Constructing universal version history

  • Authors:
  • Hung-Fu Chang;Audris Mockus

  • Affiliations:
  • University of Southern California, Los Angeles, CA;Avaya Labs Research, Basking Ridge, NJ

  • Venue:
  • Proceedings of the 2006 international workshop on Mining software repositories
  • Year:
  • 2006

Quantified Score

Hi-index 0.00

Visualization

Abstract

Developers often copy code for parts or entire products to start a new product or a new release. In order to understand the software change history and to determine the code authorship, we propose to construct a universal version history from multiple version control repositories. To that end we create two practical code copy detection methods at the level of the source code file: prefix-postfix algorithm and prefix algorithm. The full pathname of a file and its version history are used to construct the universal version history of a file by linking together change histories of files that had the same code at any point in the past.

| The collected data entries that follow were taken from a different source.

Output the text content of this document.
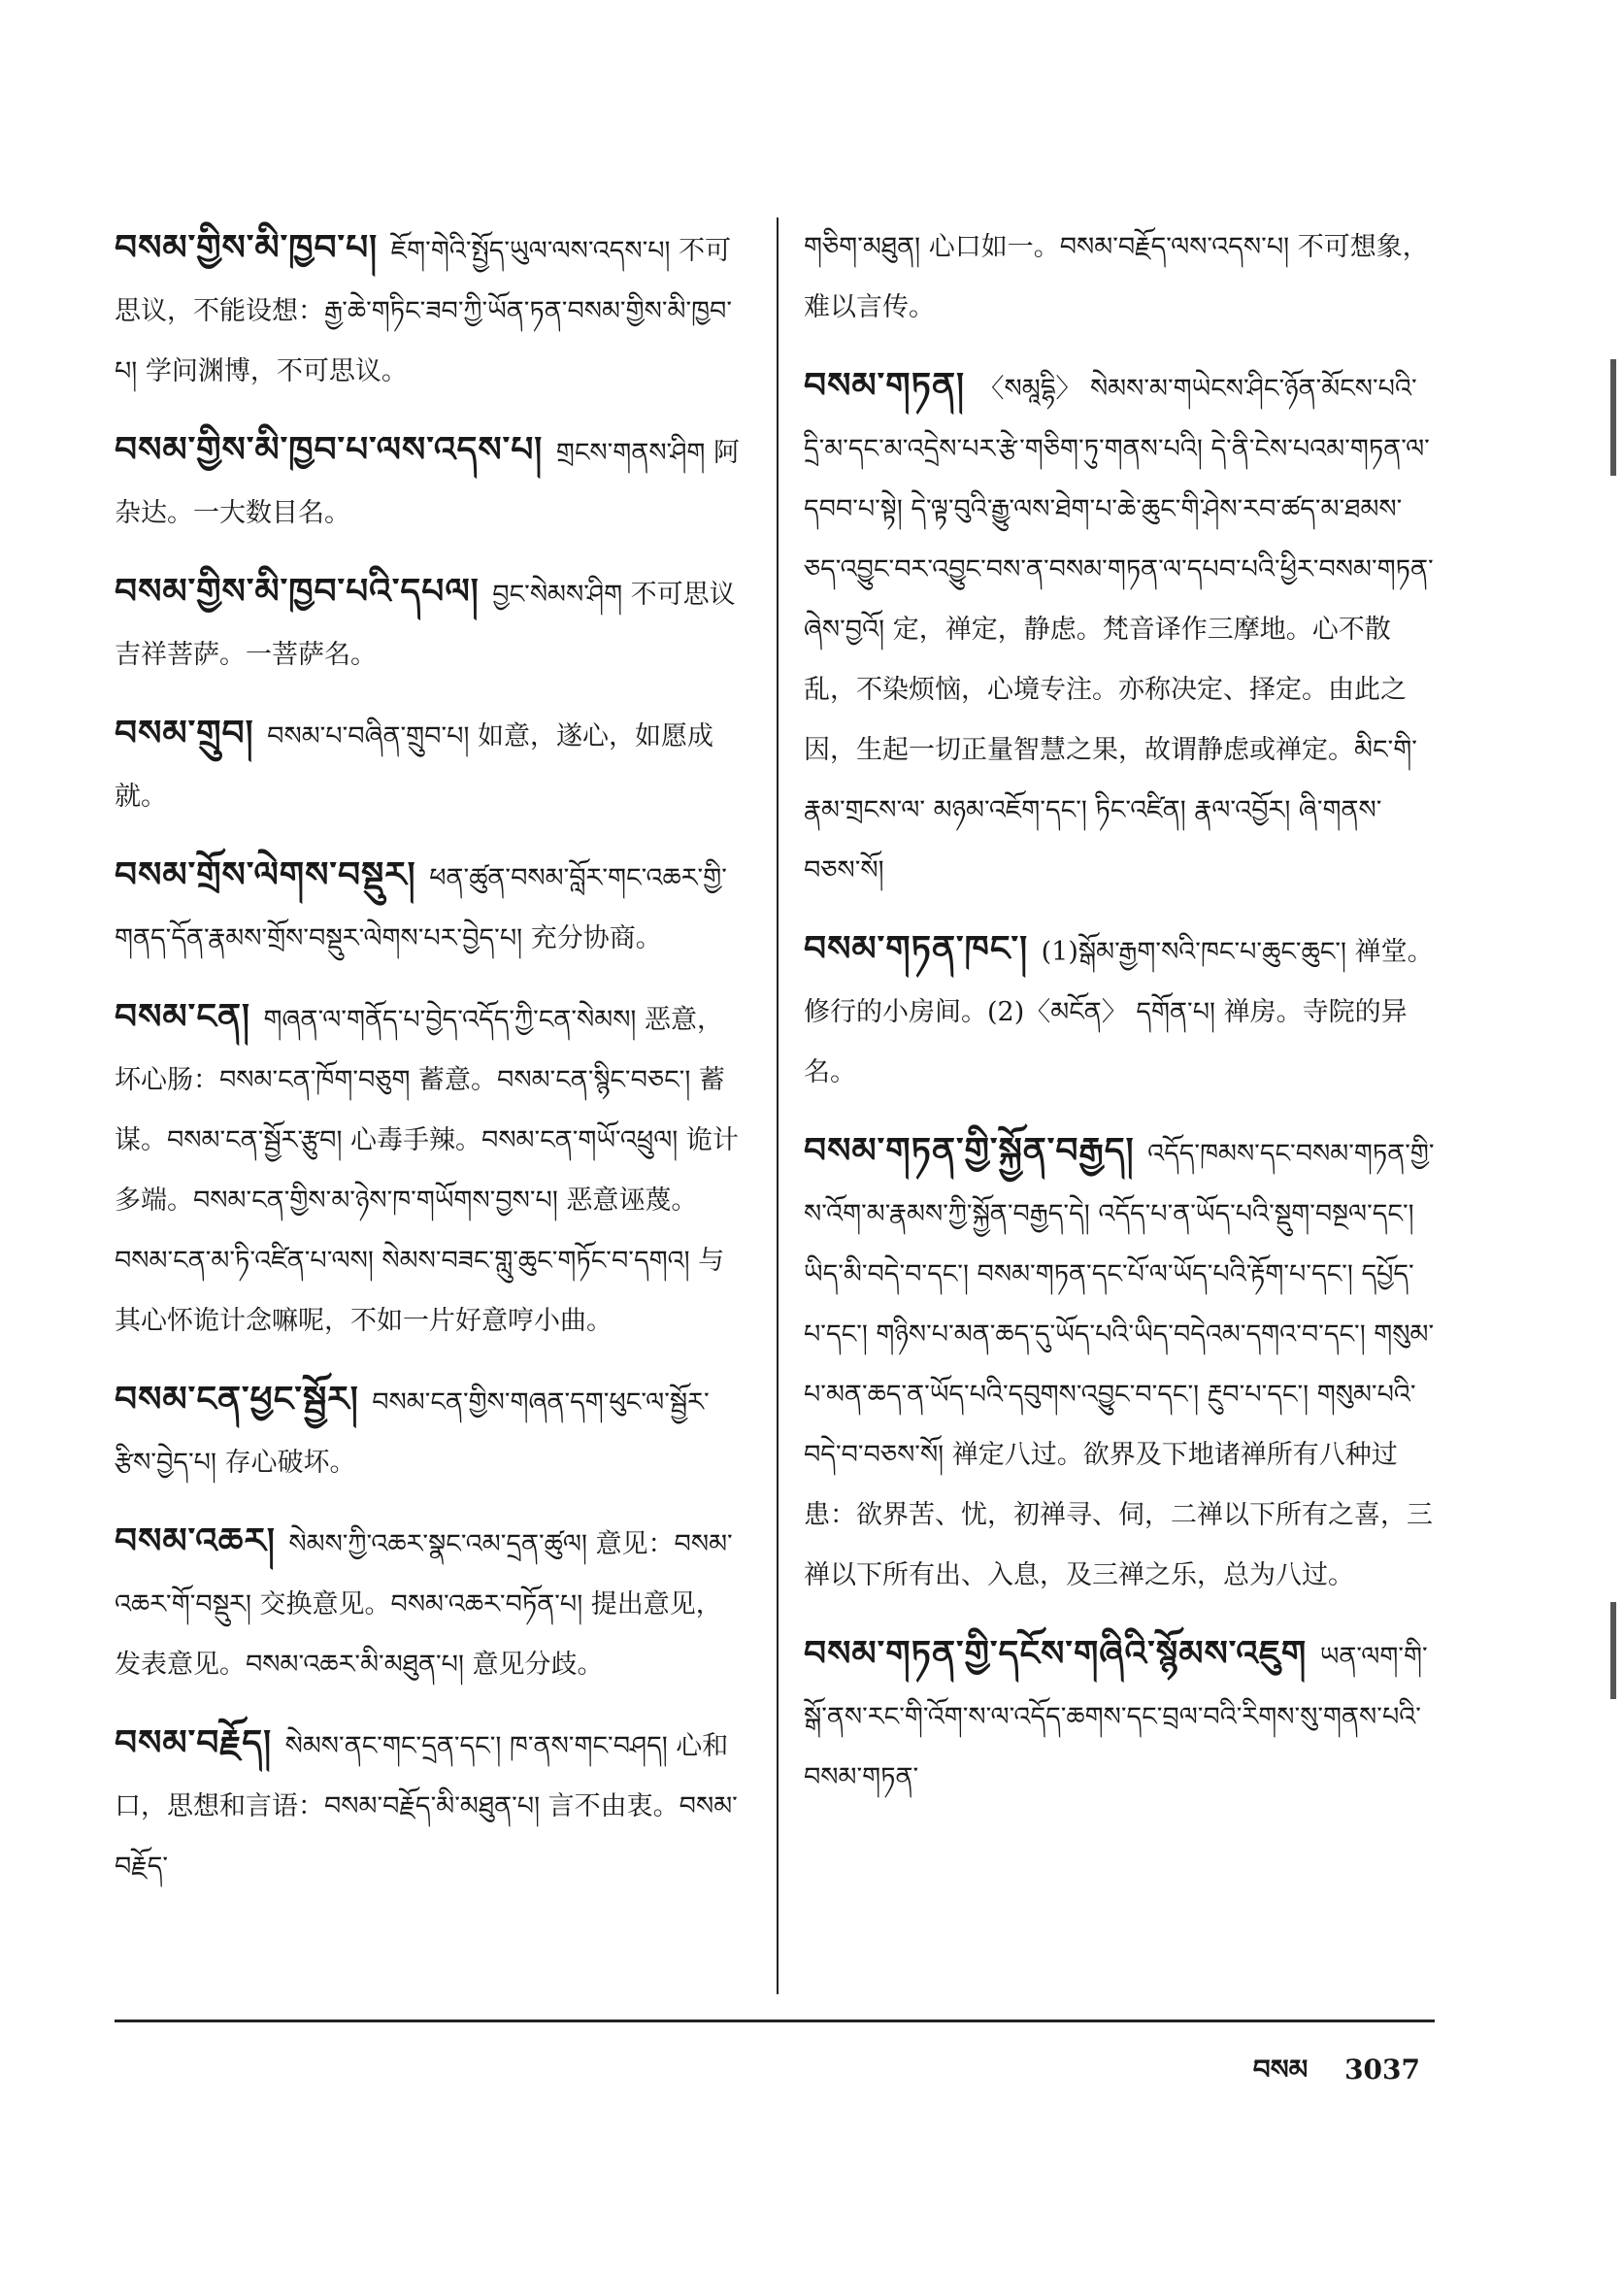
བསམ་གྱིས་མི་ཁྱབ་པ། ཇོག་གེའི་སྤྱོད་ཡུལ་ལས་འདས་པ། 不可思议，不能设想：རྒྱ་ཆེ་གཏིང་ཟབ་ཀྱི་ཡོན་ཏན་བསམ་གྱིས་མི་ཁྱབ་པ། 学问渊博，不可思议。
བསམ་གྱིས་མི་ཁྱབ་པ་ལས་འདས་པ། གྲངས་གནས་ཤིག 阿杂达。一大数目名。
བསམ་གྱིས་མི་ཁྱབ་པའི་དཔལ། བྱང་སེམས་ཤིག 不可思议吉祥菩萨。一菩萨名。
བསམ་གྲུབ། བསམ་པ་བཞིན་གྲུབ་པ། 如意，遂心，如愿成就。
བསམ་གྲོས་ལེགས་བསྡུར། ཕན་ཚུན་བསམ་བློར་གང་འཆར་གྱི་གནད་དོན་རྣམས་གྲོས་བསྡུར་ལེགས་པར་བྱེད་པ། 充分协商。
བསམ་ངན། གཞན་ལ་གནོད་པ་བྱེད་འདོད་ཀྱི་ངན་སེམས། 恶意，坏心肠：བསམ་ངན་ཁོག་བཅུག 蓄意。བསམ་ངན་སྙིང་བཅང་། 蓄谋。བསམ་ངན་སྦྱོར་རྩུབ། 心毒手辣。བསམ་ངན་གཡོ་འཕྲུལ། 诡计多端。བསམ་ངན་གྱིས་མ་ཉེས་ཁ་གཡོགས་བྱས་པ། 恶意诬蔑。བསམ་ངན་མ་ཏི་འཛིན་པ་ལས། སེམས་བཟང་གླུ་ཆུང་གཏོང་བ་དགའ། 与其心怀诡计念嘛呢，不如一片好意哼小曲。
བསམ་ངན་ཕྱང་སྦྱོར། བསམ་ངན་གྱིས་གཞན་དག་ཕུང་ལ་སྦྱོར་རྩིས་བྱེད་པ། 存心破坏。
བསམ་འཆར། སེམས་ཀྱི་འཆར་སྣང་འམ་དྲན་ཚུལ། 意见：བསམ་འཆར་གོ་བསྡུར། 交换意见。བསམ་འཆར་བཏོན་པ། 提出意见，发表意见。བསམ་འཆར་མི་མཐུན་པ། 意见分歧。
བསམ་བརྗོད། སེམས་ནང་གང་དྲན་དང་། ཁ་ནས་གང་བཤད། 心和口，思想和言语：བསམ་བརྗོད་མི་མཐུན་པ། 言不由衷。བསམ་བརྗོད་
གཅིག་མཐུན། 心口如一。བསམ་བརྗོད་ལས་འདས་པ། 不可想象，难以言传。
བསམ་གཏན། 〈སམཱདྷི〉 སེམས་མ་གཡེངས་ཤིང་ཉོན་མོངས་པའི་དྲི་མ་དང་མ་འདྲེས་པར་རྩེ་གཅིག་ཏུ་གནས་པའི། དེ་ནི་ངེས་པའམ་གཏན་ལ་དབབ་པ་སྟེ། དེ་ལྟ་བུའི་རྒྱུ་ལས་ཐེག་པ་ཆེ་ཆུང་གི་ཤེས་རབ་ཚད་མ་ཐམས་ཅད་འབྱུང་བར་འབྱུང་བས་ན་བསམ་གཏན་ལ་དཔབ་པའི་ཕྱིར་བསམ་གཏན་ཞེས་བྱའོ། 定，禅定，静虑。梵音译作三摩地。心不散乱，不染烦恼，心境专注。亦称决定、择定。由此之因，生起一切正量智慧之果，故谓静虑或禅定。མིང་གི་རྣམ་གྲངས་ལ་ མཉམ་འཇོག་དང་། ཏིང་འཛིན། རྣལ་འབྱོར། ཞི་གནས་བཅས་སོ།
བསམ་གཏན་ཁང་། (1)སྒོམ་རྒྱག་སའི་ཁང་པ་ཆུང་ཆུང་། 禅堂。修行的小房间。(2)〈མངོན〉 དགོན་པ། 禅房。寺院的异名。
བསམ་གཏན་གྱི་སྐྱོན་བརྒྱད། འདོད་ཁམས་དང་བསམ་གཏན་གྱི་ས་འོག་མ་རྣམས་ཀྱི་སྐྱོན་བརྒྱད་དེ། འདོད་པ་ན་ཡོད་པའི་སྡུག་བསྔལ་དང་། ཡིད་མི་བདེ་བ་དང་། བསམ་གཏན་དང་པོ་ལ་ཡོད་པའི་རྟོག་པ་དང་། དཔྱོད་པ་དང་། གཉིས་པ་མན་ཆད་དུ་ཡོད་པའི་ཡིད་བདེའམ་དགའ་བ་དང་། གསུམ་པ་མན་ཆད་ན་ཡོད་པའི་དབུགས་འབྱུང་བ་དང་། རྔུབ་པ་དང་། གསུམ་པའི་བདེ་བ་བཅས་སོ། 禅定八过。欲界及下地诸禅所有八种过患：欲界苦、忧，初禅寻、伺，二禅以下所有之喜，三禅以下所有出、入息，及三禅之乐，总为八过。
བསམ་གཏན་གྱི་དངོས་གཞིའི་སྙོམས་འཇུག ཡན་ལག་གི་སྒོ་ནས་རང་གི་འོག་ས་ལ་འདོད་ཆགས་དང་བྲལ་བའི་རིགས་སུ་གནས་པའི་བསམ་གཏན་
བསམ 3037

The assumption of both algorithms is that developers often duplicate files by copying entire directories. Once the copying is identified we propose an algorithm to link version histories from multiple repositories in order to construct universal version history. The results show that about 41.32% of source files (in the repository involving more than 6M versions of around 2M files) were duplicated among the Avaya's source code repositories for more than ten different projects. The prefix-postfix algorithm is more suitable than prefix algorithm due to the reasonable error rates after validation of the known copying behaviors.